On topic, RBA Assistant Governor, Luci Ellis used a mid-June speech to re-assert the RBA’s obligations: to pursue target inflation between 2 and 3 per cent and to pursue ‘full employment’.
We place ‘full employment’ in parentheses because Ellis was effectively exploring what full employment really means, whether it is changing and what the implications of that are.
Ellis defined it this way::
“The rate of unemployment consistent with ‘full employment’ was the ‘non-accelerating inflation’ rate of unemployment, or ‘NAIRU’.”
NAIRU is an important principle because it is only when unemployment falls below it that wages should start to grow at a relatively faster rate, sufficient to force inflation up.
So of late we have been hearing the RBA talk up the need for wages increases because they will assist price inflation and therefore economic growth. Fair enough, but why have private sector wages been so stubborn, in an economy where unemployment is pulling into that nominal 5% full employment point?
Ellis effectively says that the factors (behaviours of employers and workers in the economy) impacting on economies may be leading to the NAIRU being lower than was previously the case. The chart below is a good example.
Next, Ellis goes on to describe the behaviours observed and applied to the RBA’s NAIRU model, saying pretty definitively:
“We have therefore gradually revised down the estimate of the prevailing NAIRU from 5¼ per cent a few years ago to 4½ per cent now.”
Lets drill into this more. The RBA model has been adjusted because the behavior the RBA has observed over the last five years is lower wages growth than anticipated at different unemployment rates.
The result is an output that is a two-thirds chance the NAIRU is between 4 and 5 per cent, as the chart below shows.
The implication for the Australian economy is relatively clear, in our mind. Before there will be behavioural change that leads towards higher wages growth, Australia’s unemployment rate needs to move significantly lower. Shifting it down from 5.2% to 4.5% is no mean feat!

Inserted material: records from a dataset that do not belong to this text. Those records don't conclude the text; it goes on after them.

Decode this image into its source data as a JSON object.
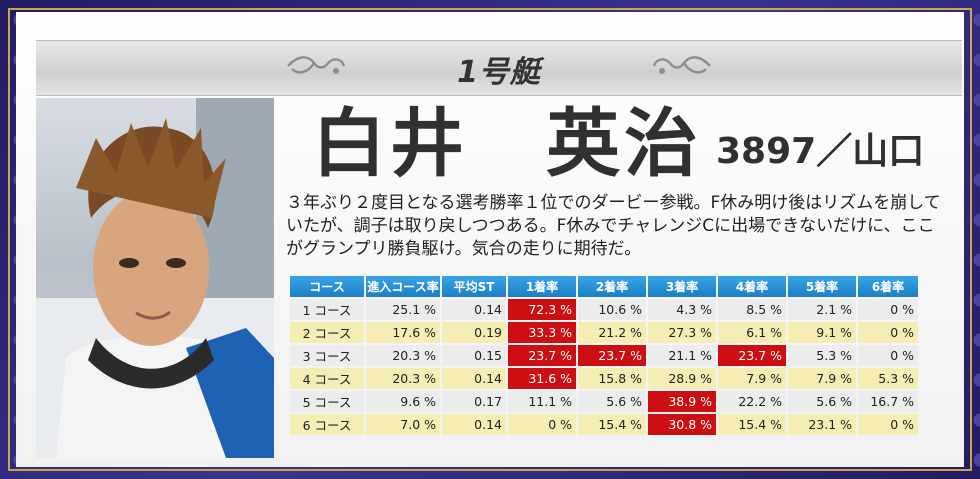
{
  "boat_label": "1号艇",
  "racer": {
    "name": "白井　英治",
    "reg_info": "3897／山口",
    "description": "３年ぶり２度目となる選考勝率１位でのダービー参戦。F休み明け後はリズムを崩していたが、調子は取り戻しつつある。F休みでチャレンジCに出場できないだけに、ここがグランプリ勝負駆け。気合の走りに期待だ。"
  },
  "colors": {
    "header": "#2389d3",
    "highlight": "#cc0f12",
    "row_even": "#f6edb5",
    "row_odd": "#ececec"
  },
  "table": {
    "headers": [
      "コース",
      "進入コース率",
      "平均ST",
      "1着率",
      "2着率",
      "3着率",
      "4着率",
      "5着率",
      "6着率"
    ],
    "rows": [
      {
        "cells": [
          "1 コース",
          "25.1 %",
          "0.14",
          "72.3 %",
          "10.6 %",
          "4.3 %",
          "8.5 %",
          "2.1 %",
          "0 %"
        ],
        "highlight": [
          3
        ]
      },
      {
        "cells": [
          "2 コース",
          "17.6 %",
          "0.19",
          "33.3 %",
          "21.2 %",
          "27.3 %",
          "6.1 %",
          "9.1 %",
          "0 %"
        ],
        "highlight": [
          3
        ]
      },
      {
        "cells": [
          "3 コース",
          "20.3 %",
          "0.15",
          "23.7 %",
          "23.7 %",
          "21.1 %",
          "23.7 %",
          "5.3 %",
          "0 %"
        ],
        "highlight": [
          3,
          4,
          6
        ]
      },
      {
        "cells": [
          "4 コース",
          "20.3 %",
          "0.14",
          "31.6 %",
          "15.8 %",
          "28.9 %",
          "7.9 %",
          "7.9 %",
          "5.3 %"
        ],
        "highlight": [
          3
        ]
      },
      {
        "cells": [
          "5 コース",
          "9.6 %",
          "0.17",
          "11.1 %",
          "5.6 %",
          "38.9 %",
          "22.2 %",
          "5.6 %",
          "16.7 %"
        ],
        "highlight": [
          5
        ]
      },
      {
        "cells": [
          "6 コース",
          "7.0 %",
          "0.14",
          "0 %",
          "15.4 %",
          "30.8 %",
          "15.4 %",
          "23.1 %",
          "0 %"
        ],
        "highlight": [
          5
        ]
      }
    ]
  }
}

As we hone in on the ‘recession debate’, the low wages growth factor may stand out more than any other. Citi’s Josh Williamson pointed out that household income was falling below company profits as a share of GDP. He told the ABC:
“GDP benefits [are] still accruing to owners of capital, not workers,”
“On the other hand, wages as a share of GDP eased slightly to 51.8 per cent, close to a multi-decade low.”

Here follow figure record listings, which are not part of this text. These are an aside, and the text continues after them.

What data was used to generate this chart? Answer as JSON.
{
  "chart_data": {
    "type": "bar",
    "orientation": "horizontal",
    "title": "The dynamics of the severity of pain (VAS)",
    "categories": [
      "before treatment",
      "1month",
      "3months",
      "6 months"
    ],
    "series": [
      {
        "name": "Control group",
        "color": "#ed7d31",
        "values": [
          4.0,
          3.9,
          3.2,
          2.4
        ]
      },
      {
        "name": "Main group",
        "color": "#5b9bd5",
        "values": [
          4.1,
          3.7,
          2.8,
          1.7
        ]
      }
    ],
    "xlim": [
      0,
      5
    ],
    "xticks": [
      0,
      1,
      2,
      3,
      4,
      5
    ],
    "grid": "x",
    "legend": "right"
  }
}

As a contribution to the same debate, IFM’s chief economist Alex Joiner weighed in to discuss the challenges of productivity. In GDP terms, this is measured on the gross value added for each hour worked basis. Over the year-ended March, the GVA is down 0.9% and has fallen for six of the last nine quarters. Joiner argues that is suppressing wages growth and ‘hurting both the broader economy and suppressing wage growth.’
He called for more effort on:
“Reducing regulatory barriers, meaningful and fair tax reforms, encouraging investment in technology and investing in skills and education…”
The outcome from Joiner’s perspective is to:
“…produce more and get greater productivity in the workplace, [because] it will lead to workers accessing higher wage growth.”
In a slowing economy, that is why the RBA Governor, Philip Lowe focused some attention onto infrastructure expenditure by governments. In a recent speech he advocated for more infrastructure expenditure, saying:
“I think now’s the right time to do it — we’ve got the capacity in the economy and the labour force, and it adds to the supply capacity of the economy, so it increases the productive capacity of the economy over time.”
Keep in mind that government infrastructure expenditure is already a key driver of GDP growth and you might get the impression that the RBA Governor thinks government is going to have to do even more of the heavy lifting in the economy in coming months and years.